Stallman suggests writing new software as consulting gigs, and requiring it be placed under the GPL. That may work for him, but it won't work for most programmers. Most of us have to work full-time jobs to support ourselves, and often only get to work on Free Software by sacrificing our "free time" to the cause. That's no way to have a life, even if it does get some software written and released.
We need a solution which allows talented developers to spend their days programming for the common good without starving in the process. I'm not sure yet what that solution might be, but I'm quite certain that spending all your time writing software that will be given away (and in some cases exploited) isn't the answer. Maybe one more copy of a program isn't worth a lot, but the time the programmer spent crafting that program is a valuable, scarce resource. And the economics just aren't working.
And you know the really sad part about this situation? If someone does come up with a solution, it will necessarily have to take a different form than Free Software currently does, which will anger all the zealots who demand that everything must be free and GPL'd, but who refuse to examine the fundamental problem which has yet to be addressed. Of course, many of these people claim to be fighting for "free speech" when they're really more interested in "free beer", truth be known...
Deven
"Simple things should be simple, and complex things should be possible." - Alan Kay
You realy don't understand emulation.
That last 1% compatibility may be the diference betwean what we have now and Office 95/97/2000/xp running better under wine than they do under Windows. It may be the little bit neaded to make 30 of the 50 most important Windows programs work.
So yes. they have an extreamly valid point. Unlike a lot of other projects, Wine _has_ sean people attempt to fork it in varius ways. Sometimes they cave in and submit the patches, other times that code is lost to the comunity.
You see with any emulation project the coding get's harder as it gets closer. The figure I herd was that the last 10% of compatibility was 90% of the work.
--= Isn't it surprising how badly I spell ?
As a subscriber, I see my monthly contribution to TransGaming as a contribution to Wine development. TG keeps key portions of its code close to its chest (or as close as you can get with the AFPL license), but they have donated a lot of code (See http://www.winehq.com/hypermail/wine-devel/2002/0
But now, I fear that my contribution will be devalued by the added cost of TransGaming/WineHQ cooperation. If it costs TG more to prepare a patch for the LGPLed WineHQ tree, it's like losing subscribers. Or looking at it another way, it's like my money didn't go to contributing back to WineHQ. Instead, it got lost to the 'overhead' introduced by this push toward 'Free Software'.
You realy don't understand emulation.
I do understand specifications and how to find the differences when an implementation does not match the specification. It is difficult but not impossible.

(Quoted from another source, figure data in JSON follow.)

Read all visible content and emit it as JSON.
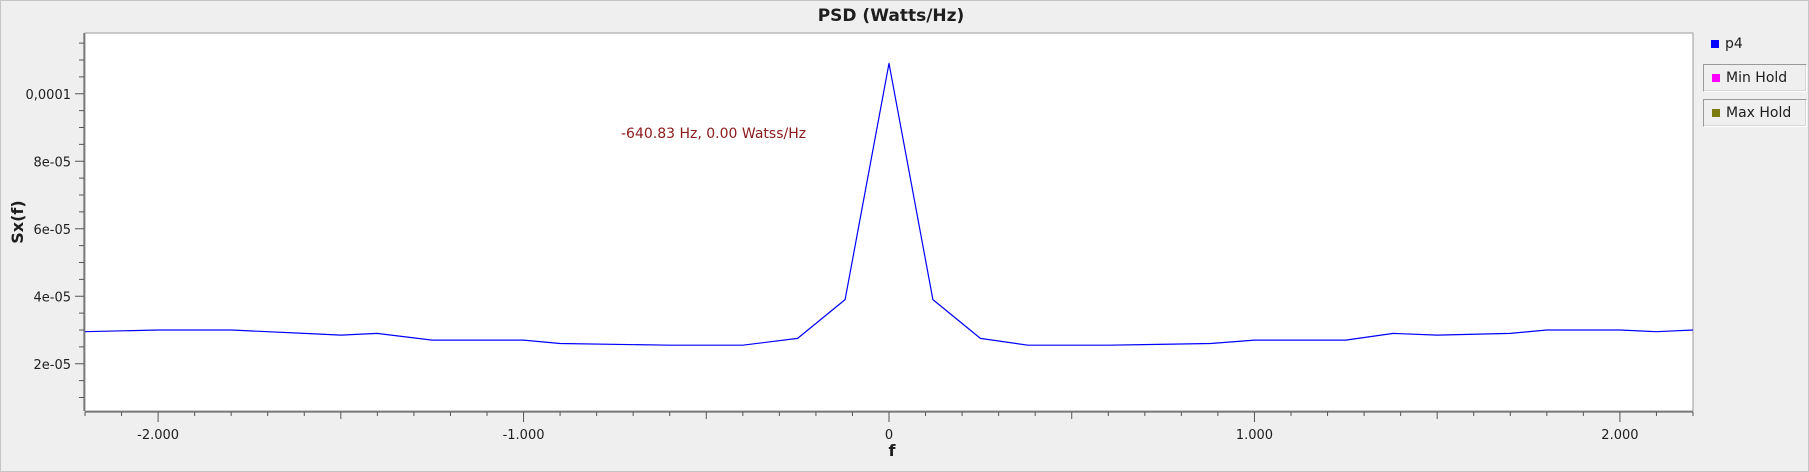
{
  "chart_data": {
    "type": "line",
    "title": "PSD (Watts/Hz)",
    "xlabel": "f",
    "ylabel": "Sx(f)",
    "xlim": [
      -2.2,
      2.2
    ],
    "ylim": [
      6e-06,
      0.000118
    ],
    "x_ticks": [
      -2.0,
      -1.0,
      0,
      1.0,
      2.0
    ],
    "x_tick_labels": [
      "-2.000",
      "-1.000",
      "0",
      "1.000",
      "2.000"
    ],
    "y_ticks": [
      2e-05,
      4e-05,
      6e-05,
      8e-05,
      0.0001
    ],
    "y_tick_labels": [
      "2e-05",
      "4e-05",
      "6e-05",
      "8e-05",
      "0,0001"
    ],
    "grid": false,
    "legend_position": "right",
    "series": [
      {
        "name": "p4",
        "color": "#0000ff",
        "x": [
          -2.2,
          -2.0,
          -1.8,
          -1.6,
          -1.5,
          -1.4,
          -1.25,
          -1.0,
          -0.9,
          -0.6,
          -0.4,
          -0.25,
          -0.12,
          0,
          0.12,
          0.25,
          0.38,
          0.6,
          0.88,
          1.0,
          1.25,
          1.38,
          1.5,
          1.7,
          1.8,
          2.0,
          2.1,
          2.2
        ],
        "y": [
          2.95e-05,
          3e-05,
          3e-05,
          2.9e-05,
          2.85e-05,
          2.9e-05,
          2.7e-05,
          2.7e-05,
          2.6e-05,
          2.55e-05,
          2.55e-05,
          2.75e-05,
          3.9e-05,
          0.000109,
          3.9e-05,
          2.75e-05,
          2.55e-05,
          2.55e-05,
          2.6e-05,
          2.7e-05,
          2.7e-05,
          2.9e-05,
          2.85e-05,
          2.9e-05,
          3e-05,
          3e-05,
          2.95e-05,
          3e-05
        ]
      }
    ],
    "legend": [
      {
        "name": "p4",
        "color": "#0000ff"
      },
      {
        "name": "Min Hold",
        "color": "#ff00ff"
      },
      {
        "name": "Max Hold",
        "color": "#7a7a10"
      }
    ],
    "annotation": {
      "text": "-640.83 Hz, 0.00 Watss/Hz",
      "color": "#8b1a1a"
    }
  }
}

That last 1% compatibility may be the diference betwean what we have now and Office 95/97/2000/xp running better under wine than they do under Windows. It may be the little bit neaded to make 30 of the 50 most important Windows programs work.
I did not get that impression from the developers on the wine mailing list.
Ah, but the proponents of free software want to do away with commercial software (at least the ones who really piss me off do). Just between you, me, and anyone else who reads this - I actually agree to a certain extent with their philosophies, but as long as there are assholes around, I feel it necessary to defend the right to earn a buck of the products of my labor.
And off the support.
And from licensing the ideas involved in the production of the product.
IF I choose to do so.
To celebrate the occasion of my 1000th post, I will post no more forever on Slashdot. Goodbye.